Pas grave dirons certains…Eh bien si, inquiétant et très grave même : car la réussite de ces entreprises, avec le savoir-faire technologique et la main d’œuvre française, enrichira d’autres pays que la France… Avec toujours une épée de Damoclès au-dessus de la tête : le risque avéré et persistant d’une délocalisation de la production. Ce ne sont pas les exemples qui manquent...
3/ Il est clair qu’aujourd’hui, face à la mondialisation et à la globalisation, une entreprise seule ne peut pas réussir dans son coin : elle doit conclure des partenariats industriels
4/ Le marché mondial de l’énergie est quasi à l’arrêt depuis 2008, mais l’on sait qu’à moyen et long terme il va être en totale explosion
Il y aura une très forte demande en production d’électricité demain dans le monde, en Asie, mais aussi et surtout en Afrique où la France a plus de points d’entrée que les Américains, les Allemands ou les Asiatiques. Pour gagner ces futurs marchés, le savoir-faire français sera indispensable a tout repreneur.
5/ Pour les élus locaux, pour les salariés et la population, il faut maintenant être pragmatique et réaliste, autour d’une seule question : qui pourra garantir la pérennité des emplois d’Alstom à Belfort ?
A date, il semble que le projet le plus cohérent soit porté par General Electric : leader mondial des turbines à gaz (fabriquées autrefois par Alstom sous licence de General Electric !), l’entreprise américaine reprendrait des activités complémentaires dans le domaine des turbines vapeur, des cycles combinés, du retrofit pour les centrales nucléaires, ou de l’éolien offshore (où GE travaille déjà avec Alstom). Sur ces segments de marchés, Siemens est directement concurrent d’Alstom, et un rapprochement avec l'industriel allemand risque de se faire avec une importante casse sociale ; attendons cependant de voir l'offre ferme de Siemens avant de porter un jugement définitif.

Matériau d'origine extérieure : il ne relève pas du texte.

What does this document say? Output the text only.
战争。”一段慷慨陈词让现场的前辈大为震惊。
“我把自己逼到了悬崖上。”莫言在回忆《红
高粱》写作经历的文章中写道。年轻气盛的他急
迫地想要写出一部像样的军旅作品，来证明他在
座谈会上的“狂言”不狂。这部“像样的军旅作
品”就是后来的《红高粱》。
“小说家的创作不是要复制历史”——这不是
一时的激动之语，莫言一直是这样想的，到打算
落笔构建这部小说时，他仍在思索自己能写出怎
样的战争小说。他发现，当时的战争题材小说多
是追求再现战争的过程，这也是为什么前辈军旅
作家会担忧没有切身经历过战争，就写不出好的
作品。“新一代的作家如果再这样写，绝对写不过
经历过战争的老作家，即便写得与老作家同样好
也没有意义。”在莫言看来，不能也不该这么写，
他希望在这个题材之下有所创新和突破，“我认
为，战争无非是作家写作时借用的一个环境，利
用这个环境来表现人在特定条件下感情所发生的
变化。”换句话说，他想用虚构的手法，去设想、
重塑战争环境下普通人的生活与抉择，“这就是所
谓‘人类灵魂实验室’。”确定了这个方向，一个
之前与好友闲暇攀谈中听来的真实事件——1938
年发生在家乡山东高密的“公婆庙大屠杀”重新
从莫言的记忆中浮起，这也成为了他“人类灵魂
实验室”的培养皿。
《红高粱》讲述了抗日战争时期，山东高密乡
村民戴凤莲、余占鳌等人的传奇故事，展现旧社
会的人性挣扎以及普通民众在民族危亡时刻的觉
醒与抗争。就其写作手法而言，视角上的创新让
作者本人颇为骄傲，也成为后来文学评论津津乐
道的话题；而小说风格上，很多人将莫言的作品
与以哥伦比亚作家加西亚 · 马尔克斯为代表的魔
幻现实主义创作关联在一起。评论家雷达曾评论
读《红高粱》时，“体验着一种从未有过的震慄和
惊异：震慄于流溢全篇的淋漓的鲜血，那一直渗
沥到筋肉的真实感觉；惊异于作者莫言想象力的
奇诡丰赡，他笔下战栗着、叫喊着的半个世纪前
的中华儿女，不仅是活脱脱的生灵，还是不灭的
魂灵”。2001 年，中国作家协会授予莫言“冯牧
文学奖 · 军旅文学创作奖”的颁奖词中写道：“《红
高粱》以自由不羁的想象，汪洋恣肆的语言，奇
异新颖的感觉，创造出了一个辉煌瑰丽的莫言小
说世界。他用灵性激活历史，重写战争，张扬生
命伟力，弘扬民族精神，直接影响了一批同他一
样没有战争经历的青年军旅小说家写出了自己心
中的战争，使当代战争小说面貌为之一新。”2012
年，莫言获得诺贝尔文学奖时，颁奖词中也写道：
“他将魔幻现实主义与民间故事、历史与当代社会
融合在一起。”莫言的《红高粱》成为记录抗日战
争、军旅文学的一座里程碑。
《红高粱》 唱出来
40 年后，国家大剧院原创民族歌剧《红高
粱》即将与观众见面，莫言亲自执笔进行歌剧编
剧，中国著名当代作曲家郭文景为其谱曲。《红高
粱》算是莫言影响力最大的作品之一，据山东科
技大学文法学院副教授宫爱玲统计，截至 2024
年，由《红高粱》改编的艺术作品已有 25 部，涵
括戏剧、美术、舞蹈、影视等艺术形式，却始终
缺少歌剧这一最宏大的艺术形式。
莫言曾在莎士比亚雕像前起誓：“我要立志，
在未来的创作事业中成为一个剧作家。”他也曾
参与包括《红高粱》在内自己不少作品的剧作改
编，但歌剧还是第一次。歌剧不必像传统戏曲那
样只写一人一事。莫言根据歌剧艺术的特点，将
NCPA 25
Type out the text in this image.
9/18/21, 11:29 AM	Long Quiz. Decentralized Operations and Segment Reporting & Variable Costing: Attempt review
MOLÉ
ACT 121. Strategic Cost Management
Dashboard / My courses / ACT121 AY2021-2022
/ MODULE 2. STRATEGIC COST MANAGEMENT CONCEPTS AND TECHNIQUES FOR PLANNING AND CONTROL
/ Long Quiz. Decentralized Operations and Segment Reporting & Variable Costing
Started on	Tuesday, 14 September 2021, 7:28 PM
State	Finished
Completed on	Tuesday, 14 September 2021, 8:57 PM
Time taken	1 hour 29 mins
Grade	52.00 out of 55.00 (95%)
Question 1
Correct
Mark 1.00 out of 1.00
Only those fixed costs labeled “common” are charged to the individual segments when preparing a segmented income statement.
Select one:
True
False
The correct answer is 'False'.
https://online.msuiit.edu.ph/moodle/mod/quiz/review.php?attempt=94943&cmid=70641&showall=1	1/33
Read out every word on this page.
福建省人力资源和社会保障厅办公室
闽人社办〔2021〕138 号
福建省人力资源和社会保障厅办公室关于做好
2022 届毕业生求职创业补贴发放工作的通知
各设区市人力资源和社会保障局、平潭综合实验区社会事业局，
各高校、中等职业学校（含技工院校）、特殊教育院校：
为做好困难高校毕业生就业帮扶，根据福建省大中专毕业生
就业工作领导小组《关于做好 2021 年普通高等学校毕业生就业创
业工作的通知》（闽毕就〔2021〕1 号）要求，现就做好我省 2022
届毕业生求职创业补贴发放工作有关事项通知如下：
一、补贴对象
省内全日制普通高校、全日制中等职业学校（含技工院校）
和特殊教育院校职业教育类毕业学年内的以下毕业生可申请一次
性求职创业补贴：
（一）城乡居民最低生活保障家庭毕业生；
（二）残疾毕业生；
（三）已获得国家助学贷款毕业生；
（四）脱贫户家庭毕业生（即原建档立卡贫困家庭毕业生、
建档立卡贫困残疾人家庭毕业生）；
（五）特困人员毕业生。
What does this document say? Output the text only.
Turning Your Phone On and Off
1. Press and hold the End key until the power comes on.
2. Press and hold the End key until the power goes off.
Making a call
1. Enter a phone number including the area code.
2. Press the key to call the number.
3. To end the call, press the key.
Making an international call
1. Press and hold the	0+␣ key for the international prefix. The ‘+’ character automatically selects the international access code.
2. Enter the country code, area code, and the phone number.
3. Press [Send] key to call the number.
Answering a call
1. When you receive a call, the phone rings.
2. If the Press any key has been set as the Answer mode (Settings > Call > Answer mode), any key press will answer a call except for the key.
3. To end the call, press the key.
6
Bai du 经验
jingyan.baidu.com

6/ Belfort doit rester la capitale mondiale de l’énergie
Avec plus de 5000 emplois industriels liés à l’énergie, avec localement une cinquantaine d’entreprises sous-traitantes, la présence de deux leaders mondiaux - Alstom et General Electric - et la structuration d’une vraie filière autour de la « Vallée de l’énergie », Belfort est pour moi la capitale mondiale de l’énergie. Elle doit le rester, et elle doit se développer : nous devons devenir une véritable « Silicon Valley » de l’énergie. C’est un élément à placer au cœur des négociations entre propriétaire actuel d’Alstom, repreneurs, gouvernement et décideurs locaux. L'opportunité est historique pour Belfort. Il s'agit d'être proactif et innovant.
- Le repreneur General Electric a déjà son siège européen à Belfort. Il doit s’engager à renforcer son implantation dans la ville en pérennisant localement l’emploi et en y développant des projets à la fois en recherche et développement et en production. Il est important que le gouvernement notamment l’impose dans le cadre de ses négociations sur la « localisation des emplois en France ».
- Une dynamique locale à Belfort doit être engagée autour d’un tel pôle énergétique, associant industriels, collectivités locales et universités : c’est donner davantage de moyens et d'envergure à la Vallée de l’énergie par exemple.
- Tout cela doit se faire dans une logique de rayonnement, au niveau de l’aire urbaine et de la Région : j’attends avec impatience les prises de parole des élus de Montbéliard et Héricourt sur ce sujet ; la plupart se font très discrets…
Voilà des points sur lesquels nous devons travailler en urgence. Il n’y a pas de fatalité. Les élus locaux, les salariés et toute la population ont leur mot à dire dans ce dossier, stratégique pour l'avenir du développement industriel de l’aire urbaine.